I am constructing a 'white line detector' to use on the underside of a robot. The crucial components are an ultrabright red LED and a light-to-voltage converter. My initial idea is to leave the LED as it is, i.e. unshielded. I have to light-to-voltage converter, which is a phototransistor with a lens (TSL-257), connected nearby and it is shielded using heat-shrink tubing to block out ambient light. it is being used to detect a change in color from black to white.

My question is, do I need to worry about "shielding" the LED to guard against scattering.
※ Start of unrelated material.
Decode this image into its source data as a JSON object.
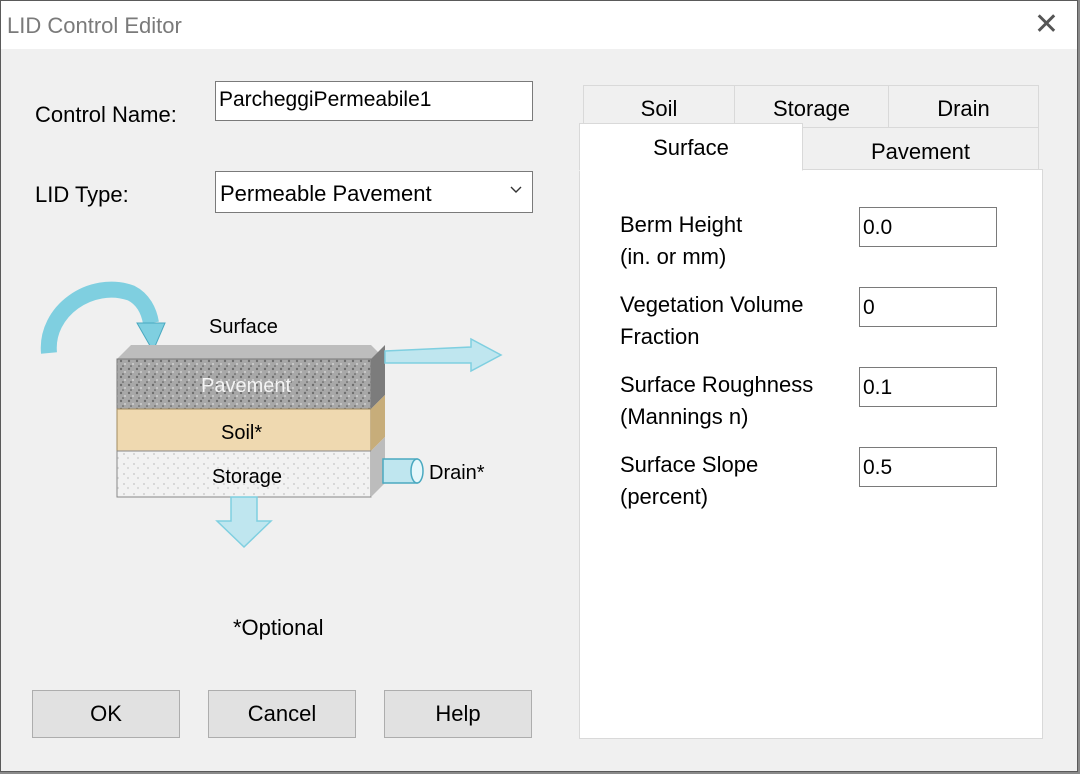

If I just shield the TSL257, I get a voltage reading of 125mV, and when it crosses over to white, it is about 2V. This is perfectly fine, but the other members of my team want to put a heat-shrink tube over the LED as well because they think it will concentrate the light into more of a "beam". My concern is, the black heat-shrink tube will absorb the LED light and the intensity that is emitted to the floor will be weaker than if it just left alone.

Which is more justified? placing a tube over the LED or just letting it shine?

Thanks!

 

[Valerie Park]

The best approach in this case would be to let the LED shine freely, without any additional shielding. As long as the TSL257 is properly shielded to block out ambient light, the LED should be able to create a bright enough beam of light to detect the color difference between black and white. Heat-shrink tubing over the LED may reduce the intensity of the light emitted and make it more difficult for the light-to-voltage converter to detect the change in color.

 

[astrokreng]

I would say that both options have their justifications and it ultimately depends on the specific needs and goals of your project. Let's break down the potential effects of shielding the LED and leaving it unshielded.

Shielding the LED can potentially concentrate the light into a more focused beam, which may improve the accuracy and sensitivity of your white line detector. However, as you mentioned, the black heat-shrink tube may absorb some of the light, resulting in a weaker intensity being emitted to the floor. This could affect the performance of your detector and may need to be compensated for in your calculations or design.

On the other hand, leaving the LED unshielded may provide a stronger and more uniform light emission, which could also improve the accuracy of your detector. However, it may also lead to more scattering of light, which could potentially affect the readings from your light-to-voltage converter.

In my opinion, the best approach would be to test both options and see which one yields the most accurate and consistent results. You can also try using different types of heat-shrink tubing, such as clear or white, to see if it affects the light intensity and scattering differently. Additionally, you may want to consider using a diffuser to help distribute the light more evenly and reduce scattering.

Ultimately, the decision should be based on the specific requirements and goals of your project, and it may require some trial and error to find the best solution. It's always important to carefully consider all potential effects and make informed decisions based on experimentation and data. Good luck with your white line detector!